Asterisk denotes entries on real places.
*Southern California. Upon his arrival in Los Angeles, Sal declares that Los Angeles is the loneliest city in America. Traveling with Terry, his Mexican lover, Sal walks down a main street, where there is a carnival atmosphere. Short of funds and finding no employment, Sal and Terry journey to Bakersfield to earn money by picking grapes. Finally, near Sabinal, they find work as cotton pickers. They rent a tent for a dollar, and though Sal’s wages provide only for day-to-day subsistence, Sal is wonderfully in love and feels happy that he is living off the earth, as he always dreamed he would be. Nevertheless, the chill of October arrives, and Sal has the restless desire to leave. Sal and Terry promise to meet in New York, but each knows the meeting will never come to pass. Getting a ride to Los Angeles, Sal stops at Columbia Pictures, where his rejected manuscript awaits him. Instead of embarking on a Hollywood career, Sal finds himself making baloney sandwiches in a parking lot, waiting for the departure of his bus.
*New Orleans. Louisiana’s largest and most cosmopolitan city. As Dean, Sal, and others drive along, they are thrilled to hear jazz playing on the radio. New Orleans appears ahead of them, and they anticipate the excitement of the city. The women on the streets are stunningly beautiful. On the ferry across the Mississippi River, Sal appreciates the great American river.
*Algiers. District of New Orleans. Arriving in Algiers, the traveling band finds the dilapidated house of Old Bull Lee. Sal and Dean hope to visit exciting bars in New Orleans, but Bull insists that the bars are all dreary and takes his friends to the dullest places. Later, when Sal wants to look at the Mississippi, he finds that a fence blocks his view. As days go by, Bull reveals his eccentricities and distrust of bureaucracy, and they begin to weary of one another’s company. Finally, in the dusky light, Dean, Marylou, and Sal get in their car and head to California.
*Mexico. Sal, Dean, and Stan drive into Mexico, and Sal takes the wheel. He notices the surrounding jungle and the road that rises into the mountains. In Gregoria, a young Mexican named Victor approaches and provides marijuana and prostitutes. A wild night of intoxication, sex, music, and dancing ensues, making Sal feel that he is experiencing the end of the world. Nevertheless, as soon as Sal and Dean leave Gregoria, the road slopes downward.
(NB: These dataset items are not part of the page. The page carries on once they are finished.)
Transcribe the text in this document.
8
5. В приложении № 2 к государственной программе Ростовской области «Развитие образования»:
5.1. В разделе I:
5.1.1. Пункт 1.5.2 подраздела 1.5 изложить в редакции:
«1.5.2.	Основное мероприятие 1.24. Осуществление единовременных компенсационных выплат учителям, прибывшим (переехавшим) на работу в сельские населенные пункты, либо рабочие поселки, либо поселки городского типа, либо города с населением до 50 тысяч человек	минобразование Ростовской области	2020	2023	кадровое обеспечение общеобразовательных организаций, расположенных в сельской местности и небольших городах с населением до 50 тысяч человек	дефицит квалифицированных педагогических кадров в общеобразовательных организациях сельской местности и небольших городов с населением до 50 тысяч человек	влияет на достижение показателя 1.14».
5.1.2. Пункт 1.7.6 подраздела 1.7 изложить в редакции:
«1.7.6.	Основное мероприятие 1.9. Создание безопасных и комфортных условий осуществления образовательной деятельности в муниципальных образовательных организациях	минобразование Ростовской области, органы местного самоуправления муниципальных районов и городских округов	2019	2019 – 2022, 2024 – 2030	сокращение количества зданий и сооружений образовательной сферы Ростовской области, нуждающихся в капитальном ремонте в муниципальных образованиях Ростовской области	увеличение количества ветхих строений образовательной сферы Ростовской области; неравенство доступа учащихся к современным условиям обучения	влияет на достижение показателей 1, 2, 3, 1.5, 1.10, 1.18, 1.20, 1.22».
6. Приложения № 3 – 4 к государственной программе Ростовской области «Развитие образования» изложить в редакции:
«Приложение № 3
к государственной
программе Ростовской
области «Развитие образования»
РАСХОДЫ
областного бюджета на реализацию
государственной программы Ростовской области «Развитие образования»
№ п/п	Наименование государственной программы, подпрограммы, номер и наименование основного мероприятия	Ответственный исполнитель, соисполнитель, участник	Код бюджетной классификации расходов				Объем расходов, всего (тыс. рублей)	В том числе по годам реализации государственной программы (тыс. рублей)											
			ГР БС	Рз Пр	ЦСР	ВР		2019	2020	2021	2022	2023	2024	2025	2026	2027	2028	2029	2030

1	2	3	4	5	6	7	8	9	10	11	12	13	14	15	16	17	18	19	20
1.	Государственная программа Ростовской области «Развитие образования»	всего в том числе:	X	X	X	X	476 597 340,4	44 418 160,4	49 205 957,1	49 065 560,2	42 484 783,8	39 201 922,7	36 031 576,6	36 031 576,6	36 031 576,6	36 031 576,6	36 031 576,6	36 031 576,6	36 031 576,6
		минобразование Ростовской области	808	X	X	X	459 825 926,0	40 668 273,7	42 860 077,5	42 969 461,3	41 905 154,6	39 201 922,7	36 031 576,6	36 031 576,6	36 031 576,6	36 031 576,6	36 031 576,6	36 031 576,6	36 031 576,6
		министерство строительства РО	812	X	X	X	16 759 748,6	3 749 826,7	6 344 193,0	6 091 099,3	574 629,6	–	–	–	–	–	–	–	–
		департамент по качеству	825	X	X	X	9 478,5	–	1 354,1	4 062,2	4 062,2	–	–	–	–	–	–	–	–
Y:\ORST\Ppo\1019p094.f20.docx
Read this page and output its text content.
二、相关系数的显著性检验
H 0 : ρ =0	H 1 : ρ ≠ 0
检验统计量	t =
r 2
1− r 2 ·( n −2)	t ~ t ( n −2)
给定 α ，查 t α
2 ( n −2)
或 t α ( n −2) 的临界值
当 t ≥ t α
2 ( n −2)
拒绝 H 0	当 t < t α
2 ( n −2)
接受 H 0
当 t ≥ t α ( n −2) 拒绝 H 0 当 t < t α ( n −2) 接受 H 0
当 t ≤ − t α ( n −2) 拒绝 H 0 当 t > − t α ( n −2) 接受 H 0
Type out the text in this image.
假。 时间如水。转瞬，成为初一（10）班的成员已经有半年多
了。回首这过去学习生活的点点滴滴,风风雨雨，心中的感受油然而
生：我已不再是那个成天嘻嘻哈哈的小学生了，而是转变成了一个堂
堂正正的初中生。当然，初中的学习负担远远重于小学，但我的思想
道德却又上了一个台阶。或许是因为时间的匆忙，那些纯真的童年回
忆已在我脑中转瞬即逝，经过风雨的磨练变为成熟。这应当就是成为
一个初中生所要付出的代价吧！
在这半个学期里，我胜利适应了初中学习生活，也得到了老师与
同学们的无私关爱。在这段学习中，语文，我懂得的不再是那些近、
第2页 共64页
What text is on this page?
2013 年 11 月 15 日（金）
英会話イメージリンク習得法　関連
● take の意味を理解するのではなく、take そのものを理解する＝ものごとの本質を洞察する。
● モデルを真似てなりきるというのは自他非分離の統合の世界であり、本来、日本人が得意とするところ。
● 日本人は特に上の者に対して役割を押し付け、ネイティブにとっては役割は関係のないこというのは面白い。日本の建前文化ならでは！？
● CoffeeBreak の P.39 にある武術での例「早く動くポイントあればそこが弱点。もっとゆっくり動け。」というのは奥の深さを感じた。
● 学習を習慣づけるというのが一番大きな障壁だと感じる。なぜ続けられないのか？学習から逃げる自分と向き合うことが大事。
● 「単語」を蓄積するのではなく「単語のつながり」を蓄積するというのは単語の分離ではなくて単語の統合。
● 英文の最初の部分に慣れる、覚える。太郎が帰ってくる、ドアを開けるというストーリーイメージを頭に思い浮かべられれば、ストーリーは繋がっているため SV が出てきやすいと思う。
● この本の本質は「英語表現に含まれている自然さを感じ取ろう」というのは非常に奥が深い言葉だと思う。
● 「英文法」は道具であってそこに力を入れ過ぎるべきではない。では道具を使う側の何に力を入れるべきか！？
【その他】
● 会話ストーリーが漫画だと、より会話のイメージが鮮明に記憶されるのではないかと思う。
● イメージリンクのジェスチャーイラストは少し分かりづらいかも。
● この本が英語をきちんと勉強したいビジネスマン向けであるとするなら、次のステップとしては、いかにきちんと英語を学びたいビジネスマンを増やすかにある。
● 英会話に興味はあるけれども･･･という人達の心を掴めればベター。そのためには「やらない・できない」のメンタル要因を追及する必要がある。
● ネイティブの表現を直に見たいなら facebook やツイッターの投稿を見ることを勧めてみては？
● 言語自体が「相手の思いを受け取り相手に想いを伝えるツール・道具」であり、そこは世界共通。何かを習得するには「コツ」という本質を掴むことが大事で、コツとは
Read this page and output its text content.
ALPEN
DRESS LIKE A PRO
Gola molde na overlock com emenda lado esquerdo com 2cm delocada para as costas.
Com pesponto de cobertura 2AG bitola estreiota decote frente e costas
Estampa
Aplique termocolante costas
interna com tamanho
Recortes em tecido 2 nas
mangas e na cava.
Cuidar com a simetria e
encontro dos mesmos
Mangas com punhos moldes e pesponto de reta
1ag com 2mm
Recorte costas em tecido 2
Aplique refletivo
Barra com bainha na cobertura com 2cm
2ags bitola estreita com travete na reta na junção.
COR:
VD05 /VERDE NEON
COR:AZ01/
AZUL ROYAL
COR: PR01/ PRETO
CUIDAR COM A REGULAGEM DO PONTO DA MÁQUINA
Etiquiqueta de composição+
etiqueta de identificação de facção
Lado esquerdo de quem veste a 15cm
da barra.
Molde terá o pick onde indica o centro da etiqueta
The night is dark and steamy hot, with bugs swarming and biting. On the map, the men see that they have crossed the Tropic of Cancer. Caked with dead bugs and stinking in their sweaty shirts, they proceed to Ciudad Mante. After refueling there, Sal, Dean, and Stan begin another ascent. At an elevation of more than one mile, they discover a tiny thatched hut. They meet some native children, whose eyes are like those of the Virgin Mary. Sal is especially impressed that these native people are oblivious to atomic weaponry and its power to destroy everything. Their old Ford rolls on, and soon the men are immersed in the frantic pace of Mexico City. Sal becomes delirious after contracting dysentery, and Dean, having secured his Mexican divorce papers, abandons Sal to make his return trip.